Он вернулся на третий вечер, усталый и грязный, и в первый раз за все время, что я его знал, счастливый. Он пригласил Амфилохия, и когда тот, удивленный его неожиданным и срочным приглашением, явился, Евфимий созвал всех учеников в семинарию, впервые рассадил их по скамейкам (раньше не позволялось переписывать сидя, чтобы работа шла быстрее) и всем нам прочитал то, что написал. А написал он вот что, его устами сказанное, моей рукой верно, буква в букву записанное:
IV
1. Фид! фид! фид! крр! ци, ци — доридо риридерит
2. Тци шци тци — лололо лу
3. Фид! а цкво цкво цкво — тирриррирри
4. Ли ли ли — лоллоллоллу
5. Даци даци даци — ррррррр а тцурруррурруррци
6. Хидрррр а дрр а дрр — цоррре цоррре тци
7. Ли ли ли ли лу лу лу лу ли ли ли ли — оррорроррроид
8. Цак цак цак цак цак цак цак цак цак — цирриррирциррхади
9. Дё дё дё дё дё дё дё дё дё — гуррурруррурр гу
10. Тц крр тц крр тцкрр тцкр тца тца тца…

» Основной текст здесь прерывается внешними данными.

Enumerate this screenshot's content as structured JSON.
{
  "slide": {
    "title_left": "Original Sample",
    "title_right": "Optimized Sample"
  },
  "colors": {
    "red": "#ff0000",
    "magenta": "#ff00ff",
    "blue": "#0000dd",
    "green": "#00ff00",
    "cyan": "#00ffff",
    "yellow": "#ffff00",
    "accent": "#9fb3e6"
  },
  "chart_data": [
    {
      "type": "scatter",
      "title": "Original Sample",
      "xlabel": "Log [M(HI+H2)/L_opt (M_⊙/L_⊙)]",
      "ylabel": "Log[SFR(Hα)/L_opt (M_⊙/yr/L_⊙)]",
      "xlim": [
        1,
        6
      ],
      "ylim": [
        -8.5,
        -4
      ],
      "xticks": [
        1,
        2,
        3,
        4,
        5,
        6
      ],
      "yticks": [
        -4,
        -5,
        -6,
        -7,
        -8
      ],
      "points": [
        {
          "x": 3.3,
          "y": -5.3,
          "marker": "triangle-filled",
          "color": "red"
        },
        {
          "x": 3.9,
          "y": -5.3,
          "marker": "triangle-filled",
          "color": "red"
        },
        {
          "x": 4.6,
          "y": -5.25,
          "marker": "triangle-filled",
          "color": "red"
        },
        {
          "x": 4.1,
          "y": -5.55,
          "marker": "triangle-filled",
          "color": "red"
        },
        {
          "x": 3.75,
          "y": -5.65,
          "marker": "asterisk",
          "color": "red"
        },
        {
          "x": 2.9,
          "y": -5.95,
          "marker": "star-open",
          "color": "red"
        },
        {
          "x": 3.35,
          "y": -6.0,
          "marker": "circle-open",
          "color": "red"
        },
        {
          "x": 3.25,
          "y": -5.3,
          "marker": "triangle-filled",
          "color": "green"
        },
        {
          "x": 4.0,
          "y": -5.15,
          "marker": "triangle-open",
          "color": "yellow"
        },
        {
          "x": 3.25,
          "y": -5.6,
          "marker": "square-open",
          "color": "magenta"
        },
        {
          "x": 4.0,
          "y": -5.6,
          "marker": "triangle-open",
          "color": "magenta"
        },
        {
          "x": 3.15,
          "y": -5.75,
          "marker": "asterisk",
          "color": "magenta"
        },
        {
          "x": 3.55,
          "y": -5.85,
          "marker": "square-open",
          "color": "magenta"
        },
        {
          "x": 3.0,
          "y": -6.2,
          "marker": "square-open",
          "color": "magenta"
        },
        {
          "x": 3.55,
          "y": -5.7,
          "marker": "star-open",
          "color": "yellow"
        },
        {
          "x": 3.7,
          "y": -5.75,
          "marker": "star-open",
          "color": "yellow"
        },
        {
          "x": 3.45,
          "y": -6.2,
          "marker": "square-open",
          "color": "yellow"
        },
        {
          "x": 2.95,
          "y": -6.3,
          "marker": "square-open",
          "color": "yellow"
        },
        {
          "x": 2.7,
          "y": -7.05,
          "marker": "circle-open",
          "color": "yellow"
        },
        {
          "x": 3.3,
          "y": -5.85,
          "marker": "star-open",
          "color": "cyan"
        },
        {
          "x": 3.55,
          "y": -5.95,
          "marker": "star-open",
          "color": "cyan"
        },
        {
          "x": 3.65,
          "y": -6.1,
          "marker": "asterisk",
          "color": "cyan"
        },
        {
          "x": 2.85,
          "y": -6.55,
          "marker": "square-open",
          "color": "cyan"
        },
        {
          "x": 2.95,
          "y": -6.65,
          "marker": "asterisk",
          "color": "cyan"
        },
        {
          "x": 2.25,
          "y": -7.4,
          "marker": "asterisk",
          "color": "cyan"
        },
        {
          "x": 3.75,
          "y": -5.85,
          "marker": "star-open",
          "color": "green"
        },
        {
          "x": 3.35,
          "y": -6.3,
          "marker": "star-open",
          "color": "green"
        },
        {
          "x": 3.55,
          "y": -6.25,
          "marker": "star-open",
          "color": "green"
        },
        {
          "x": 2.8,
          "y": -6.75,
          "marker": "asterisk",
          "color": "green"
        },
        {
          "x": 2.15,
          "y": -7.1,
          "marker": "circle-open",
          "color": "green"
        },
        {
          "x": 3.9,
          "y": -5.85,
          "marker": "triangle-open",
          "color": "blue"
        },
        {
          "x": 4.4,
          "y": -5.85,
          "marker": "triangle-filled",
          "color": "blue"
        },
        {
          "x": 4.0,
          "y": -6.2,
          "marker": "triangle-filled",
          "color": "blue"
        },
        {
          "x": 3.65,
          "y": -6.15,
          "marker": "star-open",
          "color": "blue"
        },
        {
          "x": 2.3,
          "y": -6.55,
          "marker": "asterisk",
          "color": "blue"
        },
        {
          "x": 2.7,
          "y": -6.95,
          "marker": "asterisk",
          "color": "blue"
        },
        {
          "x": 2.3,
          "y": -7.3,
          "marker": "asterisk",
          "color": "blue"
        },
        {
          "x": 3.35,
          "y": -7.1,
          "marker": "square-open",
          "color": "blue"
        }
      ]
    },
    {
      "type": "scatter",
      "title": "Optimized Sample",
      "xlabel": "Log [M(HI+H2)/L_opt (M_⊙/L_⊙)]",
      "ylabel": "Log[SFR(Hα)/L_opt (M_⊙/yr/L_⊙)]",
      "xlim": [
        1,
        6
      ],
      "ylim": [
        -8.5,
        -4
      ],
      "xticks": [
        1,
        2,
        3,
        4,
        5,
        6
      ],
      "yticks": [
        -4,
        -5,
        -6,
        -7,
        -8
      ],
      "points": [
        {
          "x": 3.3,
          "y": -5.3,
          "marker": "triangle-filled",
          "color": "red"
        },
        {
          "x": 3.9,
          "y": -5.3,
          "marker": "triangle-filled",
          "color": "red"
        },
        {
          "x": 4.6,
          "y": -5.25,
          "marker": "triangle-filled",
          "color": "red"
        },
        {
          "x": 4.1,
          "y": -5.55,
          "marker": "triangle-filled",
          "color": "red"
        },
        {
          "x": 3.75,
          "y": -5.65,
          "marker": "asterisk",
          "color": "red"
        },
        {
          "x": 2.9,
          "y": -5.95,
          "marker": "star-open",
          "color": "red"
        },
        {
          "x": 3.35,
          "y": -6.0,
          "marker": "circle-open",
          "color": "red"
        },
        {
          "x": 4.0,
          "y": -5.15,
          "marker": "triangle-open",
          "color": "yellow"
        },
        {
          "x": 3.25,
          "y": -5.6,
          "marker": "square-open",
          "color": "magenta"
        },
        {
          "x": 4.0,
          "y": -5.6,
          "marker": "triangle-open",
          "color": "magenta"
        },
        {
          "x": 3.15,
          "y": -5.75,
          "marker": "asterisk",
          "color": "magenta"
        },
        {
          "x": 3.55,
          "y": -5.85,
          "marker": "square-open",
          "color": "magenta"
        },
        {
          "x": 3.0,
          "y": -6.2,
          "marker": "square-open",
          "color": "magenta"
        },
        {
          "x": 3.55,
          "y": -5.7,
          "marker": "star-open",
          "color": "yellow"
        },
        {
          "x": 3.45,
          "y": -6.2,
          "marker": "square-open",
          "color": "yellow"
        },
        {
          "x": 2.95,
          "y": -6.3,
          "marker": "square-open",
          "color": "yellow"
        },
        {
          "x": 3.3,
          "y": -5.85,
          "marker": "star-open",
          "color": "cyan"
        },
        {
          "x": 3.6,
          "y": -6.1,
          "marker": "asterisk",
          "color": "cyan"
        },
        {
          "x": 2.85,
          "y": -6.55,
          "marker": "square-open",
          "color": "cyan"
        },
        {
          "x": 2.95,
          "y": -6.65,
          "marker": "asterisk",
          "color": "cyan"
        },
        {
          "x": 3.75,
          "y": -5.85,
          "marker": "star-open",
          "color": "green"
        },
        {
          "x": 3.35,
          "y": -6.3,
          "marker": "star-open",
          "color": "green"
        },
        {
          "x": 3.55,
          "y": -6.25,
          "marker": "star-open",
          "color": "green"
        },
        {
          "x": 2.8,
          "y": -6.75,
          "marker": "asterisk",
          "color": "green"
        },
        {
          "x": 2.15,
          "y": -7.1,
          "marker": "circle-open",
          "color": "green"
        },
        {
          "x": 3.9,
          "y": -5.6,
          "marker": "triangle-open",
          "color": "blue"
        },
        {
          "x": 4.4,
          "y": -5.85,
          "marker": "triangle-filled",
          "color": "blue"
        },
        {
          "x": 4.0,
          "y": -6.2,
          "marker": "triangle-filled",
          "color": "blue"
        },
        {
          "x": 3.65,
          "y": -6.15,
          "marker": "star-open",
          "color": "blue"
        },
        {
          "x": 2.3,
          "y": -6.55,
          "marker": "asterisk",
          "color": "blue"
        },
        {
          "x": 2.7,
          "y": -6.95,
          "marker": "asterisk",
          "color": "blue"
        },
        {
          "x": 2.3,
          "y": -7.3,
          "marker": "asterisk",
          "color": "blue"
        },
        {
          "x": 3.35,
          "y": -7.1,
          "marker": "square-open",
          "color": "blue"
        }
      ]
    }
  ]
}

А закончив чтение, самовлюбленно посмотрел на нас и спросил: «Что за чудо я записал и что переписал?»
Тогда один из послушных, которого звали Нафанаил и который был главным соперником Михаила, хотя он буквы писал хуже, но зато покорнее был Евфимию, и ухо его не отставало в скорости от руки, встал и сказал: «Это музыка соловья, мой учитель, прекрасная песня, которую он поет на каждой весенней заре. Будь благословенна золотая рука твоя, записавшая этот божественный и быстрый распев и запечатлевшая песню птицы!»
Тогда Евфимий улыбнулся невинно (а на самом деле — злобно, только невидимо для всех, кроме меня) и сказал, глядя на Амфилохия: «Ну что, разве буквы не изображения? А если буквы не звуки, то как можно переписать песню буквами?»